Eppure, troppo presi dalla perenne sfida successo-fallimento, difettano di quella che gli esperti chiamano empatia: la sana capacità di “mettersi nei panni degli altri”, un ingrediente fondamentale per costruire una relazione intima dove il dare e il ricevere siano egualmente bilanciati.

L’estremo bisogno di essere riconosciuti li rende dunque poco concentrati sui bisogni altrui. Quando sono attenti a chi li circonda lo fanno in funzione di ciò che da loro possono ricevere per sé: approvazione, gratificazione, amore.

Come relazionarsi con un narcisista patologico?

In nome della determinazione ad avere successo, i narcisisti si impegnano (talvolta con ottimi risultati!) nel costruirsi un’immagine brillante e vincente: questo li rende capaci di affascinare. Eppure sono anche molto fragili: temono il rifiuto, l’abbandono, la critica.

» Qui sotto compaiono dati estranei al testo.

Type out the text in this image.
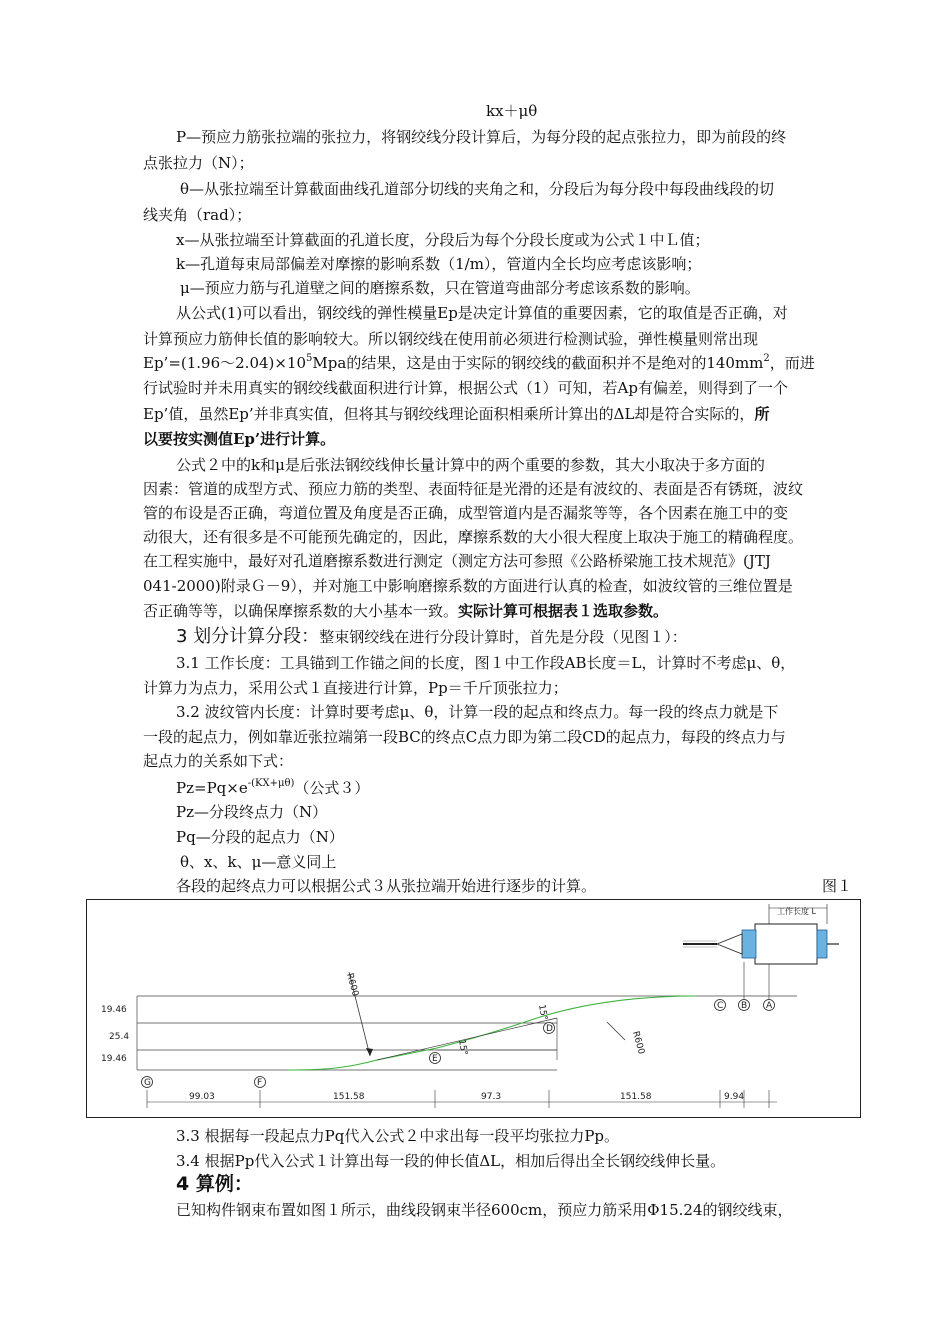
kx＋μθ
P—预应力筋张拉端的张拉力，将钢绞线分段计算后，为每分段的起点张拉力，即为前段的终
点张拉力（N）；
θ—从张拉端至计算截面曲线孔道部分切线的夹角之和，分段后为每分段中每段曲线段的切
线夹角（rad）；
x—从张拉端至计算截面的孔道长度，分段后为每个分段长度或为公式１中Ｌ值；
k—孔道每束局部偏差对摩擦的影响系数（1/m），管道内全长均应考虑该影响；
μ—预应力筋与孔道壁之间的磨擦系数，只在管道弯曲部分考虑该系数的影响。
从公式(1)可以看出，钢绞线的弹性模量Ep是决定计算值的重要因素，它的取值是否正确，对
计算预应力筋伸长值的影响较大。所以钢绞线在使用前必须进行检测试验，弹性模量则常出现
$Ep’=(1.96\sim 2.04)\times 10^5Mpa$的结果，这是由于实际的钢绞线的截面积并不是绝对的$140mm^2$，而进
行试验时并未用真实的钢绞线截面积进行计算，根据公式（1）可知，若Ap有偏差，则得到了一个
Ep’值，虽然Ep’并非真实值，但将其与钢绞线理论面积相乘所计算出的ΔL却是符合实际的，所
以要按实测值Ep’进行计算。
公式２中的k和μ是后张法钢绞线伸长量计算中的两个重要的参数，其大小取决于多方面的
因素：管道的成型方式、预应力筋的类型、表面特征是光滑的还是有波纹的、表面是否有锈斑，波纹
管的布设是否正确，弯道位置及角度是否正确，成型管道内是否漏浆等等，各个因素在施工中的变
动很大，还有很多是不可能预先确定的，因此，摩擦系数的大小很大程度上取决于施工的精确程度。
在工程实施中，最好对孔道磨擦系数进行测定（测定方法可参照《公路桥梁施工技术规范》(JTJ
041-2000)附录Ｇ－9），并对施工中影响磨擦系数的方面进行认真的检查，如波纹管的三维位置是
否正确等等，以确保摩擦系数的大小基本一致。实际计算可根据表１选取参数。
3 划分计算分段：整束钢绞线在进行分段计算时，首先是分段（见图１）：
3.1 工作长度：工具锚到工作锚之间的长度，图１中工作段AB长度＝L，计算时不考虑μ、θ，
计算力为点力，采用公式１直接进行计算，Pp＝千斤顶张拉力；
3.2 波纹管内长度：计算时要考虑μ、θ，计算一段的起点和终点力。每一段的终点力就是下
一段的起点力，例如靠近张拉端第一段BC的终点C点力即为第二段CD的起点力，每段的终点力与
起点力的关系如下式：
$Pz=Pq\times e^{-(KX+\mu\theta)}$（公式３）
Pz—分段终点力（N）
Pq—分段的起点力（N）
θ、x、k、μ—意义同上
各段的起终点力可以根据公式３从张拉端开始进行逐步的计算。	图１
19.46
25.4
19.46
R600
R600
15°
15°
G	F
E
D
C B A
工作长度 L
99.03	151.58	97.3	151.58	9.94
3.3 根据每一段起点力Pq代入公式２中求出每一段平均张拉力Pp。
3.4 根据Pp代入公式１计算出每一段的伸长值ΔL，相加后得出全长钢绞线伸长量。
4 算例：
已知构件钢束布置如图１所示，曲线段钢束半径600cm，预应力筋采用Φ15.24的钢绞线束，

Vedersi togliere la propria maschera è traumatico per un narcisista. Immaginate se, improvvisamente, vi trovaste nudi in pubblico: molto probabilmente vivreste un’esperienza di profonda vergogna, ed è questo il tipo di sensazione a cui potrebbe essere esposto un narcisista improvvisamente smascherato.

Se avete a che fare con un narcisista patologico, dunque, siate rispettosi verso la sua ferita. Così facendo egli potrà sentirsi abbastanza sicuro, magari, da rivelarvi anche il proprio bluff, le sue paure, la sua parte più autentica. Relazionarsi con una persona di questo tipo implica innanzi tutto riconoscerle quanto vale, quanto sta facendo per voi, quanto si impegna per accontentare chi ama. Altrimenti le rimanderete l’ennesima (dis)conferma che quello che fa non è mai abbastanza!

Non dimenticate infine di pensare un po’ anche a voi: che sia un parente, un amico o un partner, la relazione con un narcisista patologico vi risucchierà comunque molte energie. Non annullatevi in nome dei suoi bisogni ma coltivate una vita nutriente e appagante; solo così potrete rimanere forti di fronte alle sue critiche, sicuri di voi anche quando cercherà di dimostrarvi che (ovviamente) è sempre lui ad aver ragione.

Se poi le bugie del narcisista, i tradimenti, le svalutazioni nei vostri confronti diventano una costante e superano di gran lunga i piaceri che la relazione apporta, a quel punto spetta a voi decidere che cosa fare.